(182f) Recovery of Transparent Dynamic Models from Black-Box Systems Using Symbolic Regression. | AIChE

(182f) Recovery of Transparent Dynamic Models from Black-Box Systems Using Symbolic Regression.

Authors 

Cohen, B. - Presenter, University of Connecticut
Bollas, G. M., University of Connecticut
Data-driven methods like neural-networks, support vector machines, and Gaussian processes can be leveraged to bridge the discrepancy between observed and expected behavior of dynamic processes. These hybrid modeling approaches create computationally inexpensive algorithms that perform well within the bounds of their training dataset but are opaque[1], [2]. Recent work has demonstrated that symbolic regression (SR) can be a machine learning approach that reduces opacity and increases the extrapolative ability of hybrid dynamic models[1], [3], [4]. These SR-based methods rely on significant domain and system knowledge or data that may not be practically obtainable.

Here, we propose a framework for discovering transparent hybrid models of dynamic systems when limited domain and system knowledge is available. The framework, shown in Figure 1, takes an incomplete model, genetic programming (GP) hyperparameters, and measured process data as inputs and returns an improved (ideally complete) dynamic system model. GP searches an expression space for functions to include in the incomplete model. An information-theoretic criterion evaluates the fitness of each expression by comparing an augmented representation of the incomplete system model against process data. Once an expression meets the information-theoretic fitness criterion, an improved or complete model is returned. The quality of the improved model depends on the quality and richness of information in the system data and the basis functions used in SR.

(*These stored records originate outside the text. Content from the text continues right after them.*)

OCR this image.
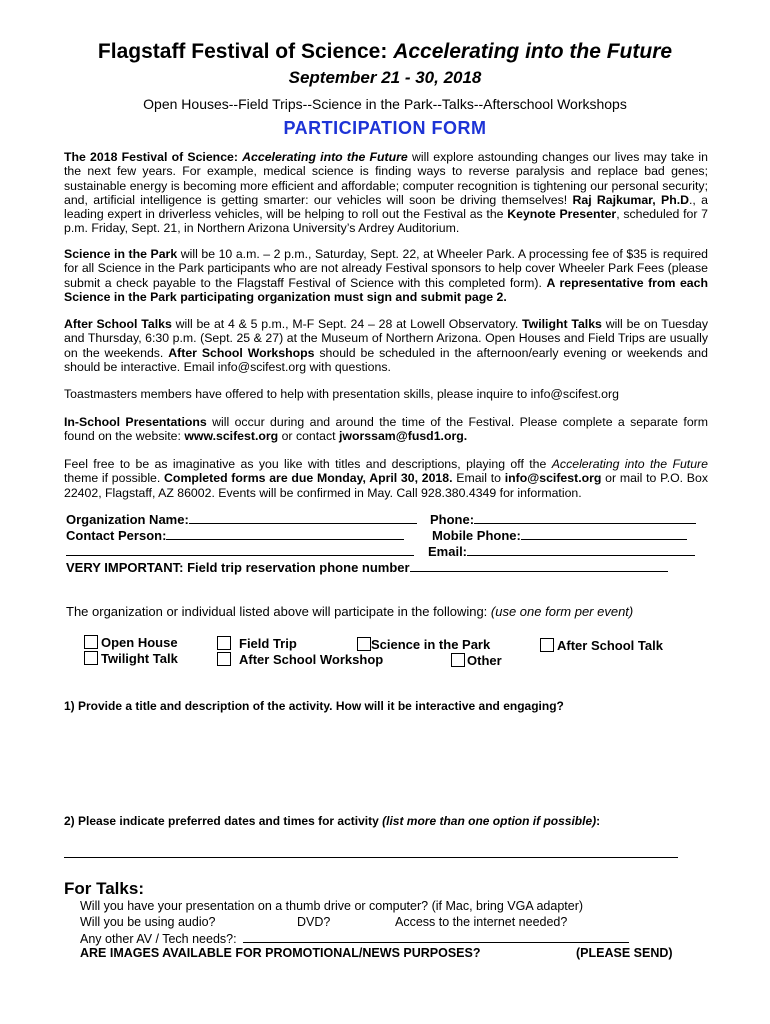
Flagstaff Festival of Science: Accelerating into the Future
September 21 - 30, 2018
Open Houses--Field Trips--Science in the Park--Talks--Afterschool Workshops
PARTICIPATION FORM
The 2018 Festival of Science: Accelerating into the Future will explore astounding changes our lives may take in the next few years. For example, medical science is finding ways to reverse paralysis and replace bad genes; sustainable energy is becoming more efficient and affordable; computer recognition is tightening our personal security; and, artificial intelligence is getting smarter: our vehicles will soon be driving themselves! Raj Rajkumar, Ph.D., a leading expert in driverless vehicles, will be helping to roll out the Festival as the Keynote Presenter, scheduled for 7 p.m. Friday, Sept. 21, in Northern Arizona University’s Ardrey Auditorium.
Science in the Park will be 10 a.m. – 2 p.m., Saturday, Sept. 22, at Wheeler Park. A processing fee of $35 is required for all Science in the Park participants who are not already Festival sponsors to help cover Wheeler Park Fees (please submit a check payable to the Flagstaff Festival of Science with this completed form). A representative from each Science in the Park participating organization must sign and submit page 2.
After School Talks will be at 4 & 5 p.m., M-F Sept. 24 – 28 at Lowell Observatory. Twilight Talks will be on Tuesday and Thursday, 6:30 p.m. (Sept. 25 & 27) at the Museum of Northern Arizona. Open Houses and Field Trips are usually on the weekends. After School Workshops should be scheduled in the afternoon/early evening or weekends and should be interactive. Email info@scifest.org with questions.
Toastmasters members have offered to help with presentation skills, please inquire to info@scifest.org
In-School Presentations will occur during and around the time of the Festival. Please complete a separate form found on the website: www.scifest.org or contact jworssam@fusd1.org.
Feel free to be as imaginative as you like with titles and descriptions, playing off the Accelerating into the Future theme if possible. Completed forms are due Monday, April 30, 2018. Email to info@scifest.org or mail to P.O. Box 22402, Flagstaff, AZ 86002. Events will be confirmed in May. Call 928.380.4349 for information.
Organization Name:	Phone:
Contact Person:	Mobile Phone:
Email:
VERY IMPORTANT: Field trip reservation phone number
The organization or individual listed above will participate in the following: (use one form per event)
Open House
Twilight Talk
Field Trip
After School Workshop
Science in the Park
Other
After School Talk
1) Provide a title and description of the activity. How will it be interactive and engaging?
2) Please indicate preferred dates and times for activity (list more than one option if possible):
For Talks:
Will you have your presentation on a thumb drive or computer? (if Mac, bring VGA adapter)
Will you be using audio?	DVD?	Access to the internet needed?
Any other AV / Tech needs?:
ARE IMAGES AVAILABLE FOR PROMOTIONAL/NEWS PURPOSES?	(PLEASE SEND)
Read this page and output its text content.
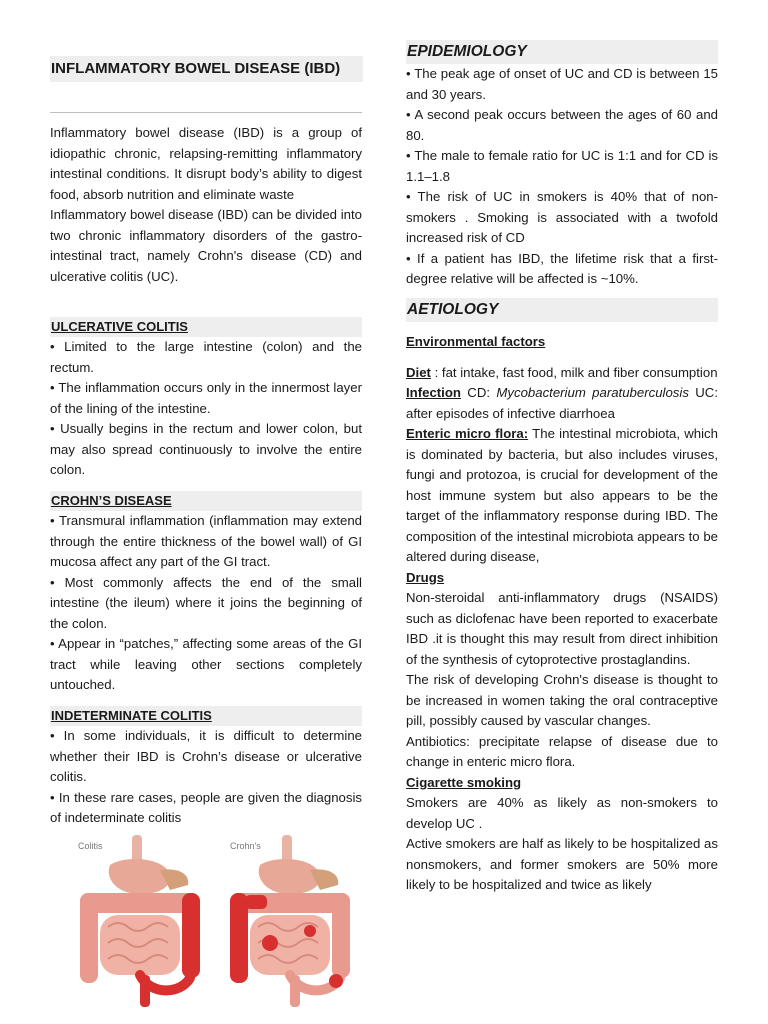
INFLAMMATORY BOWEL DISEASE (IBD)

Inflammatory bowel disease (IBD) is a group of idiopathic chronic, relapsing-remitting inflammatory intestinal conditions. It disrupt body’s ability to digest food, absorb nutrition and eliminate waste

Inflammatory bowel disease (IBD) can be divided into two chronic inflammatory disorders of the gastro-intestinal tract, namely Crohn's disease (CD) and ulcerative colitis (UC).

ULCERATIVE COLITIS

• Limited to the large intestine (colon) and the rectum.

• The inflammation occurs only in the innermost layer of the lining of the intestine.

• Usually begins in the rectum and lower colon, but may also spread continuously to involve the entire colon.

CROHN’S DISEASE

• Transmural inflammation (inflammation may extend through the entire thickness of the bowel wall) of GI mucosa affect any part of the GI tract.

• Most commonly affects the end of the small intestine (the ileum) where it joins the beginning of the colon.

• Appear in “patches,” affecting some areas of the GI tract while leaving other sections completely untouched.

INDETERMINATE COLITIS

• In some individuals, it is difficult to determine whether their IBD is Crohn’s disease or ulcerative colitis.

• In these rare cases, people are given the diagnosis of indeterminate colitis

Colitis	Crohn's
EPIDEMIOLOGY

• The peak age of onset of UC and CD is between 15 and 30 years.

• A second peak occurs between the ages of 60 and 80.

• The male to female ratio for UC is 1:1 and for CD is 1.1–1.8

• The risk of UC in smokers is 40% that of non-smokers . Smoking is associated with a twofold increased risk of CD

• If a patient has IBD, the lifetime risk that a first-degree relative will be affected is ~10%.

AETIOLOGY
Environmental factors

Diet : fat intake, fast food, milk and fiber consumption

Infection CD: Mycobacterium paratuberculosis UC: after episodes of infective diarrhoea

Enteric micro flora: The intestinal microbiota, which is dominated by bacteria, but also includes viruses, fungi and protozoa, is crucial for development of the host immune system but also appears to be the target of the inflammatory response during IBD. The composition of the intestinal microbiota appears to be altered during disease,

Drugs

Non-steroidal anti-inflammatory drugs (NSAIDS) such as diclofenac have been reported to exacerbate IBD .it is thought this may result from direct inhibition of the synthesis of cytoprotective prostaglandins.

The risk of developing Crohn's disease is thought to be increased in women taking the oral contraceptive pill, possibly caused by vascular changes.

Antibiotics: precipitate relapse of disease due to change in enteric micro flora.

Cigarette smoking

Smokers are 40% as likely as non-smokers to develop UC .

Active smokers are half as likely to be hospitalized as nonsmokers, and former smokers are 50% more likely to be hospitalized and twice as likely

The proposed framework is tested on a one-dimensional, single component, dynamic, plug flow reactor (PFR) with varying amounts of knowledge and levels of complexity. Sensors with simulated noise collect process data at the outlet of the PFR. The package DEAP[5] performs genetic operations to augment prior reactor system knowledge, and the Bayesian Information Criterion (BIC) evaluates fitness. The framework first recovers the reaction term of an isothermal PFR with known convection and diffusion terms. The framework is then tasked with discovering more of the isothermal PFR equation as reaction and convection, and then reaction, convection, and diffusion are obscured. Finally, information theory is applied to explore the amount of sensor data needed to recover the true design equations and surrogate models that may predict output sensor data well with less computational burden at the cost of accurately describing the physical phenomena inside the reactor. The study is then extended to a non-isothermal reactor, in which the framework must discover mass and energy balances from synthetic data.

Acknowledgements

This study was supported by the UTC Institute for Advanced Systems Engineering (UTC-IASE) at the University of Connecticut (UConn).

References

[1] H. Narayanan, M. N. Cruz Bournazou, G. Guillén Gosálbez, and A. Butté, “Functional-Hybrid modeling through automated adaptive symbolic regression for interpretable mathematical expressions,” Chemical Engineering Journal, vol. 430, p. 133032, Feb. 2022, doi: 10.1016/j.cej.2021.133032.

[2] S. Zendehboudi, N. Rezaei, and A. Lohi, “Applications of hybrid models in chemical, petroleum, and energy systems: A systematic review,” Applied Energy, vol. 228, pp. 2539–2566, Oct. 2018, doi: 10.1016/j.apenergy.2018.06.051.

[3] N. M. Mangan, T. Askham, S. L. Brunton, J. N. Kutz, and J. L. Proctor, “Model selection for hybrid dynamical systems via sparse regression,” Proceedings of the Royal Society A: Mathematical, Physical and Engineering Sciences, vol. 475, no. 2223, p. 20180534, Mar. 2019, doi: 10.1098/rspa.2018.0534.

[4] H. Vaddireddy, A. Rasheed, A. E. Staples, and O. San, “Feature engineering and symbolic regression methods for detecting hidden physics from sparse sensor observation data,” Physics of Fluids, vol. 32, no. 1, p. 015113, Jan. 2020, doi: 10.1063/1.5136351.

[5] F.-A. Fortin, F.-M. de Rainville, M.-A. Gardner, M. Parizeau, and C. Gagne, “DEAP: Evolutionary Algorithms Made Easy,” Journal of Machine Learning Research, vol. 13, pp. 2171–2175, 2012.